A parishioner may encounter the New Age in several ways. His parish might be teaching centering-prayer techniques that would help him to reach the center of his being, to find the True Self, or "God within" by using the sacred word (or mantra) to empty the mind of all thoughts. These techniques may resemble transcendental meditation, where the person tries to reach the hidden depths of self. The major beliefs of the Centering Prayer Movement have been identified by the Vatican document as linked to New Age. The parishioner might be directed toward a Labyrinth to pray at the center of his being to reach the "goddess within." He might be taught at a retreat center about the Cosmic Christ, the "God"-power in each of us. The document states that many New Agers believe that "Jesus of Nazareth is not God, but one of the historical manifestations of the cosmic and universal Christ" (#3.1). It also explains that they believe that "The cosmic Christ might be living next door or even inside one's deepest and truest self' (#3.3). A parishioner might be invited to an enneagram workshop. The enneagram is very popular in Catholic circles. The Vatican document identifies it as stemming from Gnosticism, which is in conflict with Christian beliefs. The document states (speaking of Gnosticism) that "An example of this can be seen in the enneagram, the nine-type tool for character analysis which when used as a means of spiritual growth introduces an ambiguity in the doctrine and the life of the Christian faith" (#1.4).

The document also says, "It must unfortunately be admitted that there are too many cases where Catholic centers of spirituality are actively involved in diffusing New Age religiosity in the church. This would of course have to be corrected, not only to stop the spread of confusion and error, but also so that they might be effective in promoting true Christian spirituality" (#6.2). In fact, the document lists some writers who had the most influence on New Agers, among whom are Carl Jung, Teilhard de Chardin, and Thomas Merton (see #9.2).

Some people think it is permissible to mix New Age spirituality with Catholicism. But the document warns that "From the point of view of Christian faith, it is not possible to isolate some elements of New Age religiosity as acceptable to Christians while rejecting others. Since the New Age movement makes much of a communication with nature, of cosmic knowledge of a universal good — thereby negating the revealed contents of Christian faith — it cannot be viewed as positive or innocuous. In a cultural environment marked by religious relativism it is necessary to signal a warning against the attempt to place New Age religiosity on the same level as Christian faith, making the difference between faith and belief seem relative, thus creating greater confusion for the unwary. In this regard, it is useful to remember the exhortation of St. Paul, 'to instruct certain people not to teach false doctrine or to concern themselves with myths and endless genealogies which promote speculations rather than the plan of God that is to be received by faith' (1 Tim. 1:3-4)" (#4).

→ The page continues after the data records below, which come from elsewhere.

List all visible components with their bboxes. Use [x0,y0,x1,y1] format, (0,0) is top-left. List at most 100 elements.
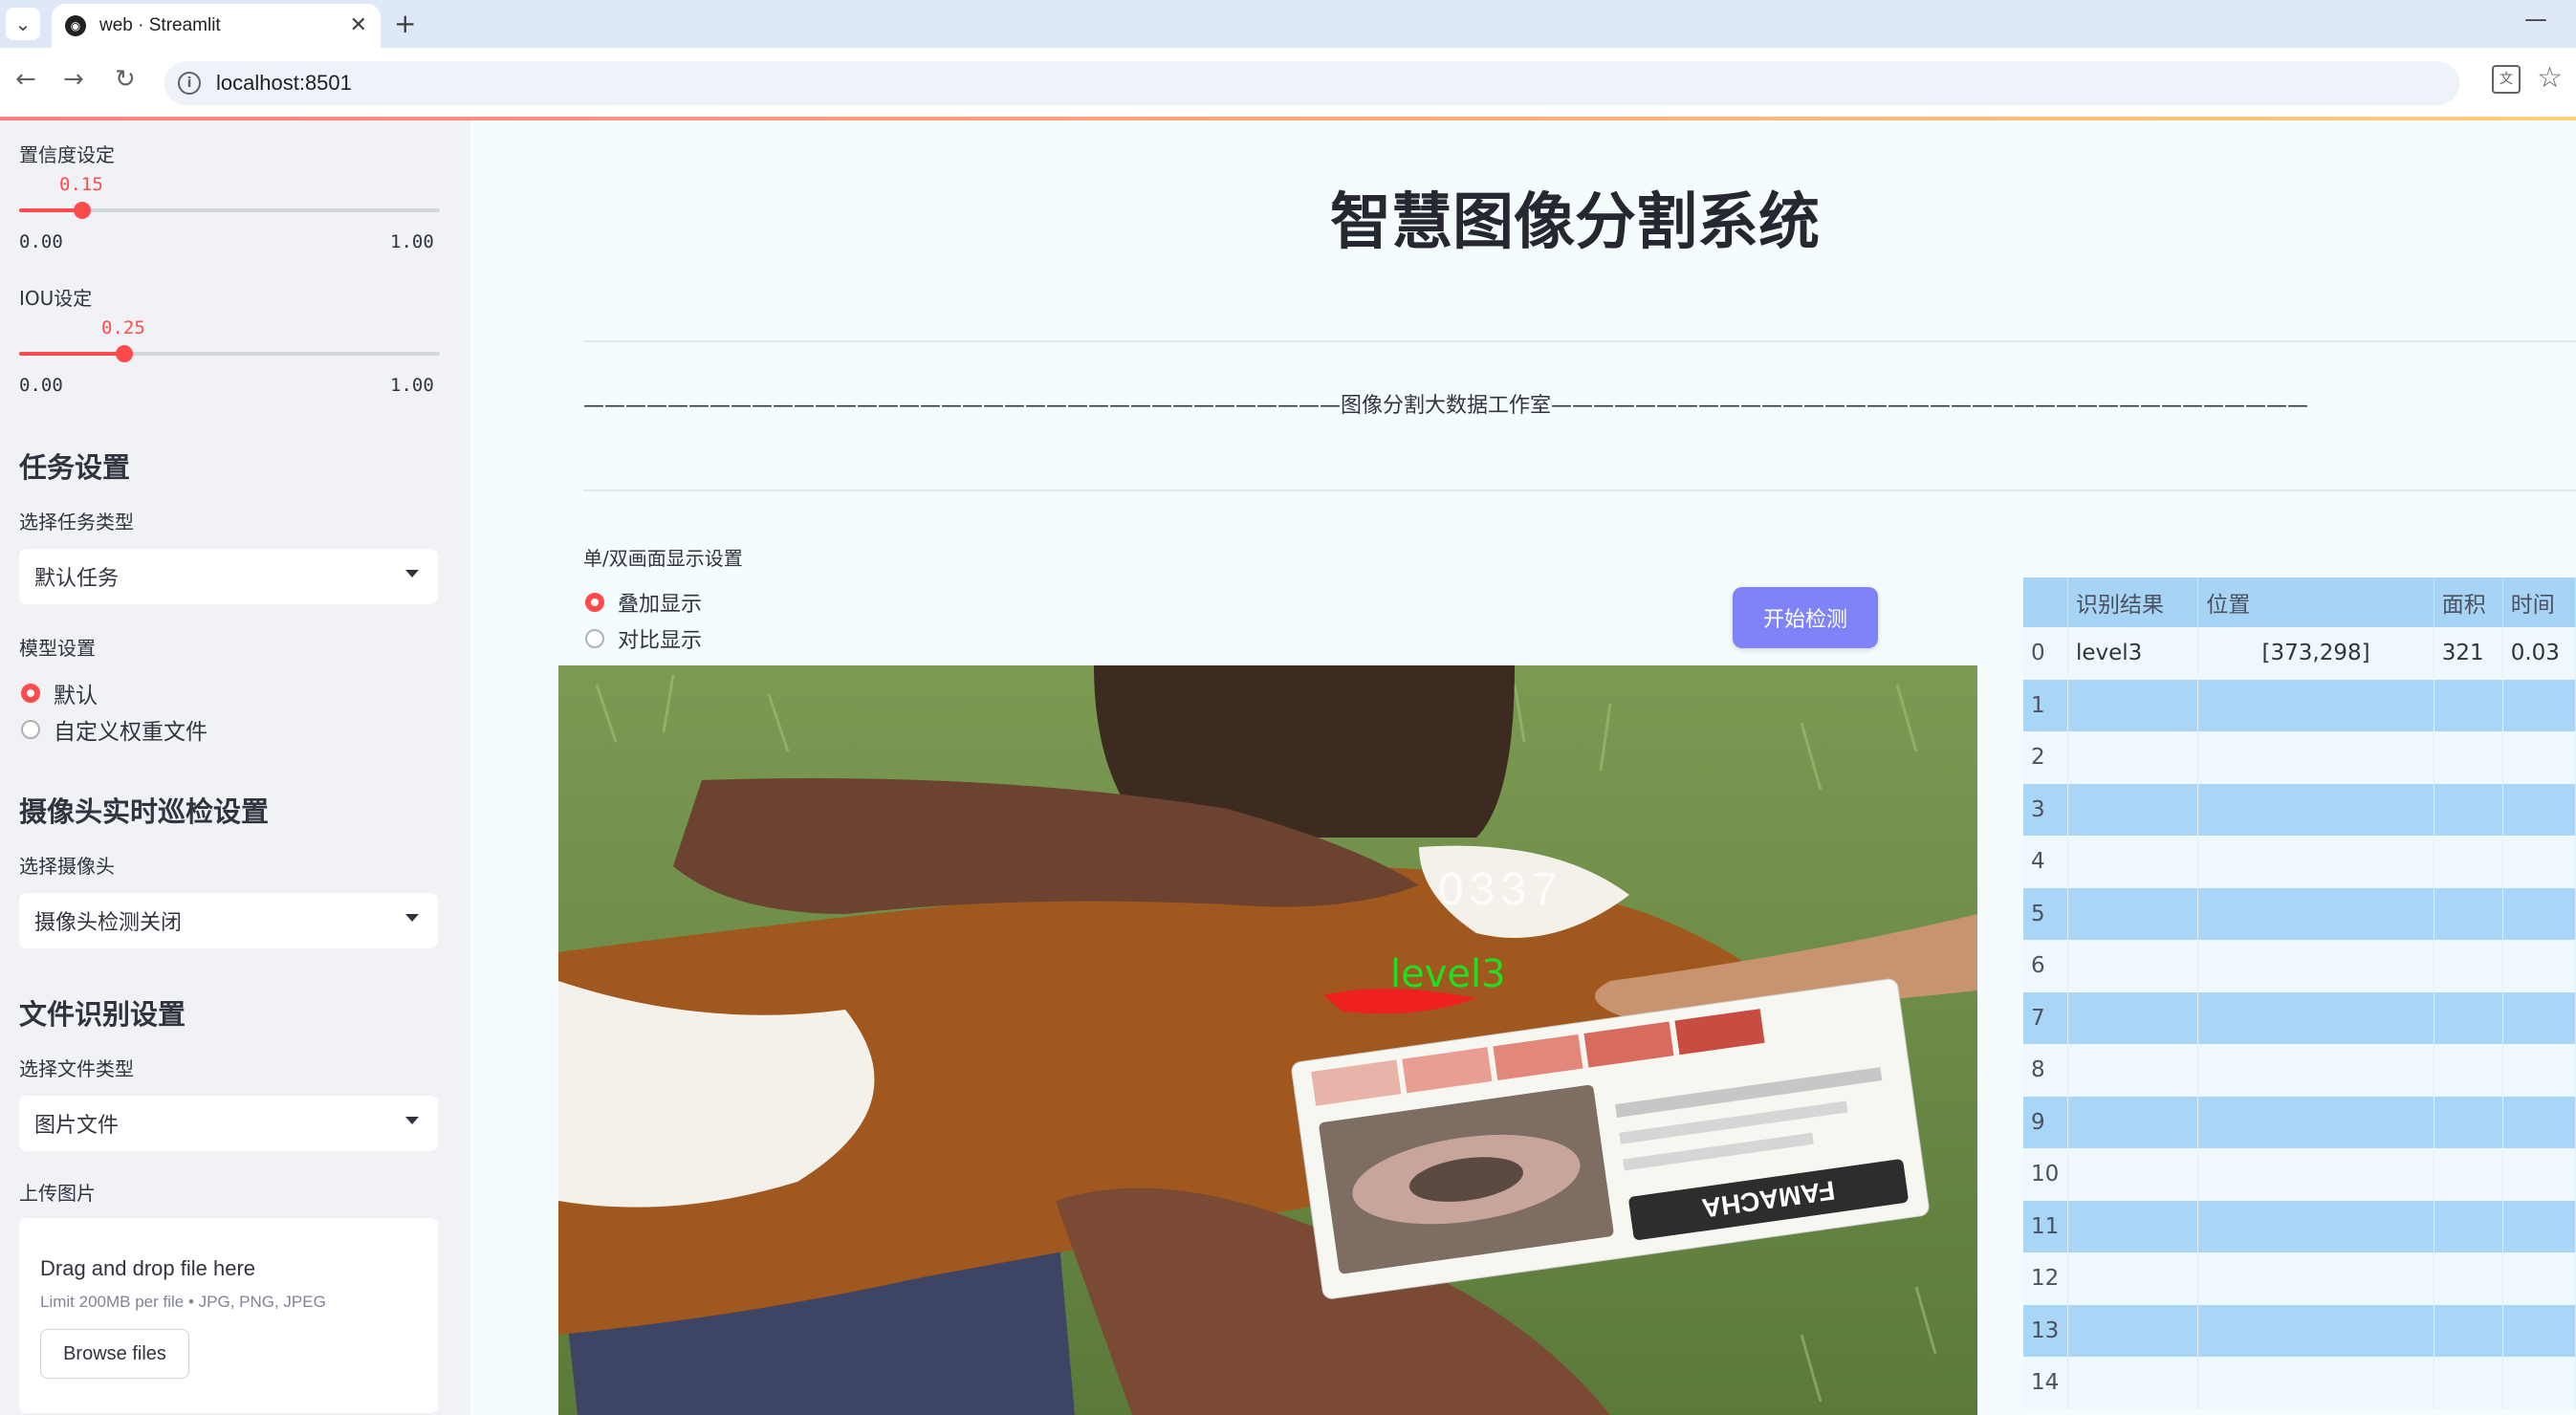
result-cell[interactable] [2067,679,2199,731]
table-row[interactable]: 2 [2023,731,2576,784]
translate-icon[interactable]: 文 [2492,65,2521,94]
results-table[interactable]: 识别结果 位置 面积 时间 0 level3 [373,298] 321 0.03 1 2 3… [2023,577,2576,1415]
forward-arrow-icon[interactable]: → [63,65,84,94]
url-field[interactable]: i localhost:8501 [164,61,2459,105]
row-index-cell[interactable]: 4 [2023,836,2068,888]
position-cell[interactable]: [373,298] [2197,627,2434,680]
result-cell[interactable] [2067,887,2199,940]
site-info-icon[interactable]: i [178,72,201,95]
time-cell[interactable] [2502,1200,2576,1252]
confidence-slider[interactable] [19,202,440,219]
area-cell[interactable] [2434,731,2503,784]
table-row[interactable]: 12 [2023,1252,2576,1305]
time-cell[interactable] [2502,1357,2576,1409]
position-cell[interactable] [2197,1200,2434,1252]
column-header-index[interactable] [2023,577,2068,627]
camera-select[interactable]: 摄像头检测关闭 [19,893,438,948]
radio-unchecked-icon[interactable] [21,720,40,739]
radio-unchecked-icon[interactable] [585,629,604,648]
position-cell[interactable] [2197,940,2434,992]
result-cell[interactable] [2067,1357,2199,1409]
table-row[interactable]: 9 [2023,1096,2576,1148]
row-index-cell[interactable]: 8 [2023,1044,2068,1097]
row-index-cell[interactable]: 11 [2023,1200,2068,1252]
file-type-select[interactable]: 图片文件 [19,1096,438,1151]
result-cell[interactable] [2067,1096,2199,1148]
table-row[interactable]: 4 [2023,836,2576,888]
row-index-cell[interactable]: 9 [2023,1096,2068,1148]
file-dropzone[interactable]: Drag and drop file here Limit 200MB per … [19,1218,438,1413]
table-row[interactable]: 6 [2023,940,2576,992]
time-cell[interactable] [2502,991,2576,1044]
confidence-slider-thumb[interactable] [74,202,91,219]
column-header-time[interactable]: 时间 [2502,577,2576,627]
time-cell[interactable] [2502,783,2576,836]
reload-icon[interactable]: ↻ [115,65,136,94]
result-cell[interactable] [2067,1200,2199,1252]
time-cell[interactable] [2502,679,2576,731]
task-type-select[interactable]: 默认任务 [19,549,438,604]
area-cell[interactable]: 321 [2434,627,2503,680]
result-cell[interactable] [2067,1044,2199,1097]
time-cell[interactable] [2502,1096,2576,1148]
position-cell[interactable] [2197,1148,2434,1201]
area-cell[interactable] [2434,1044,2503,1097]
time-cell[interactable] [2502,731,2576,784]
new-tab-icon[interactable]: + [394,8,416,39]
table-row[interactable]: 1 [2023,679,2576,731]
position-cell[interactable] [2197,783,2434,836]
iou-slider-thumb[interactable] [116,345,133,362]
table-row[interactable]: 10 [2023,1148,2576,1201]
table-row[interactable]: 0 level3 [373,298] 321 0.03 [2023,627,2576,680]
model-option-custom[interactable]: 自定义权重文件 [21,713,207,746]
minimize-window-icon[interactable]: — [2524,6,2547,33]
start-detection-button[interactable]: 开始检测 [1733,587,1878,648]
position-cell[interactable] [2197,1096,2434,1148]
result-cell[interactable]: level3 [2067,627,2199,680]
radio-checked-icon[interactable] [585,593,604,612]
model-option-default[interactable]: 默认 [21,677,98,709]
time-cell[interactable] [2502,887,2576,940]
browser-tab[interactable]: ◉ web · Streamlit ✕ [52,4,381,48]
area-cell[interactable] [2434,940,2503,992]
table-row[interactable]: 14 [2023,1357,2576,1409]
position-cell[interactable] [2197,836,2434,888]
row-index-cell[interactable]: 10 [2023,1148,2068,1201]
row-index-cell[interactable]: 2 [2023,731,2068,784]
table-row[interactable]: 3 [2023,783,2576,836]
area-cell[interactable] [2434,783,2503,836]
row-index-cell[interactable]: 13 [2023,1304,2068,1357]
column-header-area[interactable]: 面积 [2434,577,2503,627]
time-cell[interactable] [2502,1044,2576,1097]
row-index-cell[interactable]: 7 [2023,991,2068,1044]
row-index-cell[interactable]: 0 [2023,627,2068,680]
display-option-compare[interactable]: 对比显示 [585,623,702,654]
row-index-cell[interactable]: 1 [2023,679,2068,731]
column-header-result[interactable]: 识别结果 [2067,577,2199,627]
time-cell[interactable] [2502,1304,2576,1357]
result-cell[interactable] [2067,940,2199,992]
url-text[interactable]: localhost:8501 [216,71,352,96]
position-cell[interactable] [2197,1252,2434,1305]
area-cell[interactable] [2434,679,2503,731]
time-cell[interactable]: 0.03 [2502,627,2576,680]
position-cell[interactable] [2197,887,2434,940]
result-cell[interactable] [2067,1148,2199,1201]
position-cell[interactable] [2197,1304,2434,1357]
column-header-position[interactable]: 位置 [2197,577,2434,627]
browse-files-button[interactable]: Browse files [40,1329,189,1379]
table-row[interactable]: 8 [2023,1044,2576,1097]
tab-close-icon[interactable]: ✕ [350,13,367,37]
result-cell[interactable] [2067,783,2199,836]
time-cell[interactable] [2502,836,2576,888]
row-index-cell[interactable]: 3 [2023,783,2068,836]
result-cell[interactable] [2067,991,2199,1044]
position-cell[interactable] [2197,991,2434,1044]
bookmark-star-icon[interactable]: ☆ [2537,61,2563,95]
position-cell[interactable] [2197,731,2434,784]
area-cell[interactable] [2434,1357,2503,1409]
display-option-overlay[interactable]: 叠加显示 [585,587,702,618]
area-cell[interactable] [2434,991,2503,1044]
area-cell[interactable] [2434,1252,2503,1305]
table-row[interactable]: 7 [2023,991,2576,1044]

It is not necessary for Catholics to look to revamped pagan religions for spiritual enrichment, especially since these religions contain grave error which is contrary to our beliefs. Our Catholic faith is the greatest treasure on earth, and contains all that we need for salvation and advanced spiritual growth: the Holy Mass, the Eucharist, the other Sacraments, the Rosary, the Holy Scriptures, and the wisdom and example of the saints. In fact, given the richness and variety of the spiritual banquet laid before us by two millennia of Catholic history, why would we need or want to go anywhere else?